National Energy Action director of policy and advocacy Peter Smith said: ‘Ofgem moving ahead now with passing price cap changes on to households quarterly rather than every six months wasn’t necessary and unfortunately means further significant price increases in January are inevitable.
‘Average annual bills are already predicted to increase by £1,200 a year – a 177% increase since last October. Now, householders can expect further hikes just after Christmas, in the middle of heating season when energy costs are typically at their highest.
‘January is also usually a time of increased mental health problems and further hikes in bills will sadly lead to increased misery and huge anxiety for energy consumers across Great Britain, particularly for the poorest households.

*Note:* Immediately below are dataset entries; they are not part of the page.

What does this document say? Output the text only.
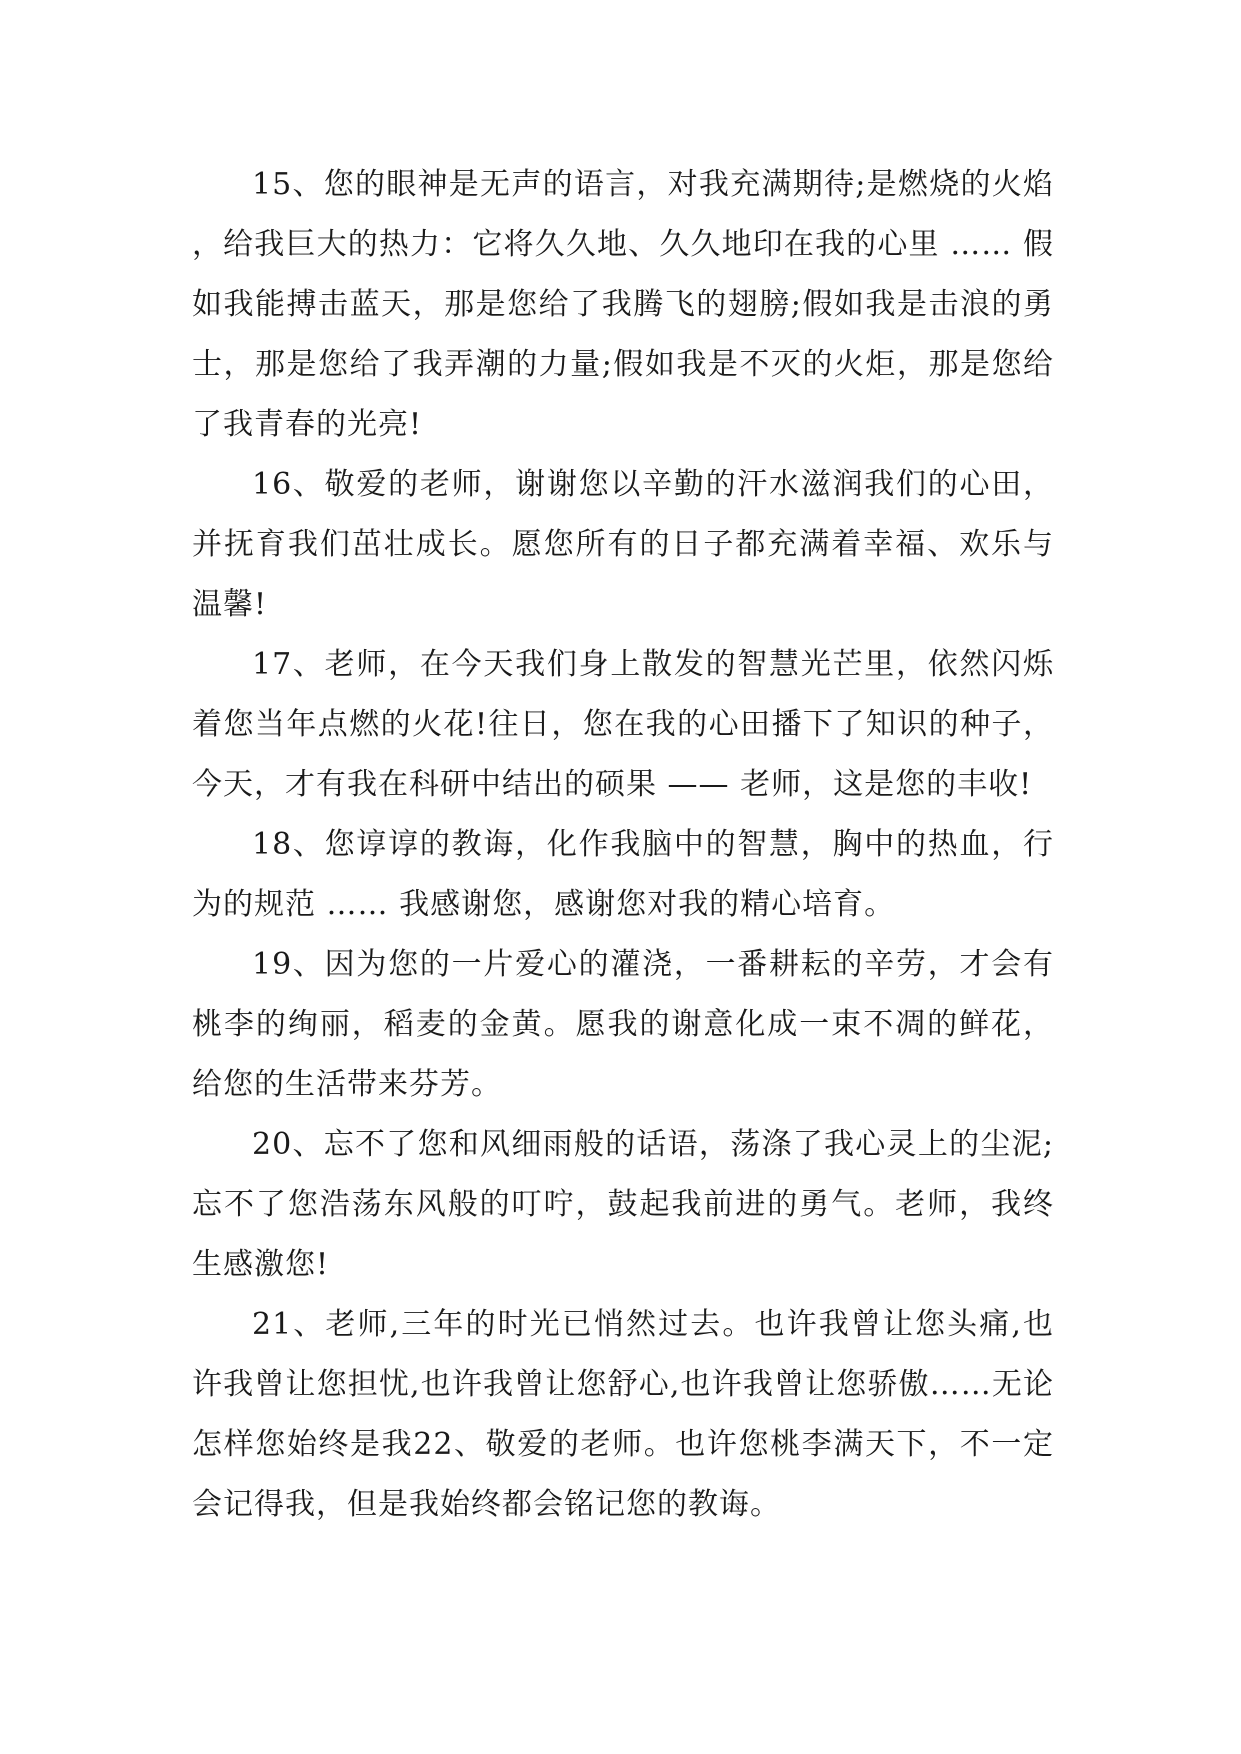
15、您的眼神是无声的语言，对我充满期待;是燃烧的火焰，给我巨大的热力：它将久久地、久久地印在我的心里 …… 假如我能搏击蓝天，那是您给了我腾飞的翅膀;假如我是击浪的勇士，那是您给了我弄潮的力量;假如我是不灭的火炬，那是您给了我青春的光亮!

16、敬爱的老师，谢谢您以辛勤的汗水滋润我们的心田，并抚育我们茁壮成长。愿您所有的日子都充满着幸福、欢乐与温馨!

17、老师，在今天我们身上散发的智慧光芒里，依然闪烁着您当年点燃的火花!往日，您在我的心田播下了知识的种子，今天，才有我在科研中结出的硕果 —— 老师，这是您的丰收!

18、您谆谆的教诲，化作我脑中的智慧，胸中的热血，行为的规范 …… 我感谢您，感谢您对我的精心培育。

19、因为您的一片爱心的灌浇，一番耕耘的辛劳，才会有桃李的绚丽，稻麦的金黄。愿我的谢意化成一束不凋的鲜花，给您的生活带来芬芳。

20、忘不了您和风细雨般的话语，荡涤了我心灵上的尘泥;忘不了您浩荡东风般的叮咛，鼓起我前进的勇气。老师，我终生感激您!

21、老师,三年的时光已悄然过去。也许我曾让您头痛,也许我曾让您担忧,也许我曾让您舒心,也许我曾让您骄傲……无论怎样您始终是我22、敬爱的老师。也许您桃李满天下，不一定会记得我，但是我始终都会铭记您的教诲。
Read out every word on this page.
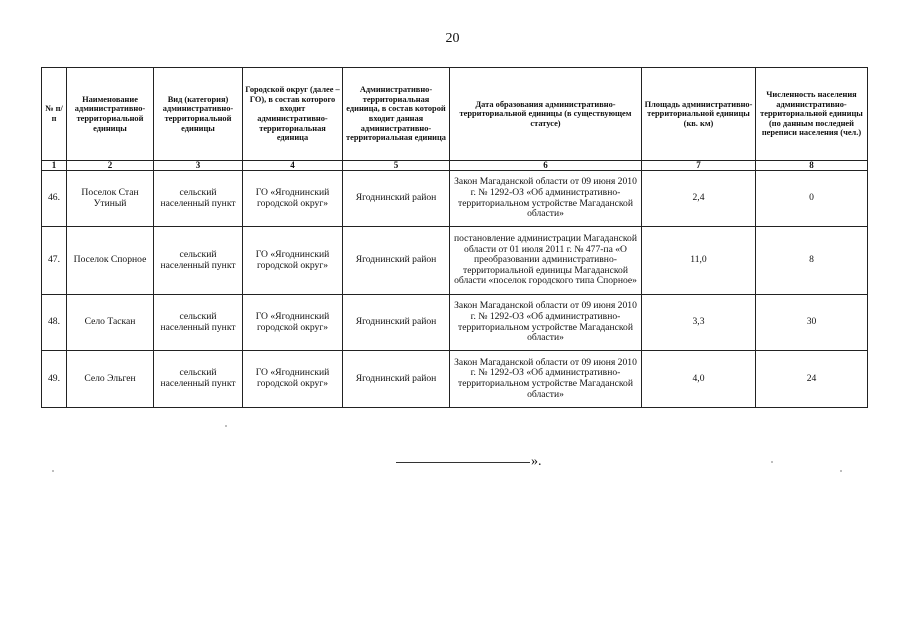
20
№ п/п	Наименование административно-территориальной единицы	Вид (категория) административно-территориальной единицы	Городской округ (далее – ГО), в состав которого входит административно-территориальная единица	Административно-территориальная единица, в состав которой входит данная административно-территориальная единица	Дата образования административно-территориальной единицы (в существующем статусе)	Площадь административно-территориальной единицы (кв. км)	Численность населения административно-территориальной единицы (по данным последней переписи населения (чел.)
1	2	3	4	5	6	7	8
46.	Поселок Стан Утиный	сельский населенный пункт	ГО «Ягоднинский городской округ»	Ягоднинский район	Закон Магаданской области от 09 июня 2010 г. № 1292-ОЗ «Об административно-территориальном устройстве Магаданской области»	2,4	0
47.	Поселок Спорное	сельский населенный пункт	ГО «Ягоднинский городской округ»	Ягоднинский район	постановление администрации Магаданской области от 01 июля 2011 г. № 477-па «О преобразовании административно-территориальной единицы Магаданской области «поселок городского типа Спорное»	11,0	8
48.	Село Таскан	сельский населенный пункт	ГО «Ягоднинский городской округ»	Ягоднинский район	Закон Магаданской области от 09 июня 2010 г. № 1292-ОЗ «Об административно-территориальном устройстве Магаданской области»	3,3	30
49.	Село Эльген	сельский населенный пункт	ГО «Ягоднинский городской округ»	Ягоднинский район	Закон Магаданской области от 09 июня 2010 г. № 1292-ОЗ «Об административно-территориальном устройстве Магаданской области»	4,0	24
».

‘It’s disappointing that Ofgem has not listened to these concerns. They could have used their discretion to offset this avoidable outcome by starting the reforms in April when energy demand starts to fall.
‘This change also strengthens the growing calls for deeper price protection for the poorest households, something Ofgem can and must help support.’
And Matt Copeland, head of policy and public affairs at National Energy Action, said: ‘Confirmation from Ofgem this morning that the price cap will update quarterly. Probably means it will increase in January. One week after Christmas.
‘Possibly reduces costs in the long term, but does the opposite of help *this* winter – in the middle of an energy crisis.’
Gillian Cooper, head of energy policy at Citizens Advice, said: ‘Something that’s added to all our bills is the cost of supplier failures. Changing to a quarterly price cap should limit the risk of any more suppliers going bust, which is a good thing. But our bills are already incredibly high and still rising.
‘The Government was right to bring in financial support for people, but it may not be enough to keep many families afloat. It must be ready to act again before winter draws in.
‘Ofgem must make sure suppliers are helping customers who are struggling to pay. It should hold energy companies to account so people aren’t chased by debt collectors or pushed onto prepayment meters when they can’t keep up with bills.’
Consumer expert Harry Wallop tweeted: ‘Ofgem confirms energy cap will change every three months. In order to protect companies from going bust – something that ultimately adds costs to consumers’ bills.
‘But all those companies went bust last winter because Ofgem was asleep at the wheel when times were good.’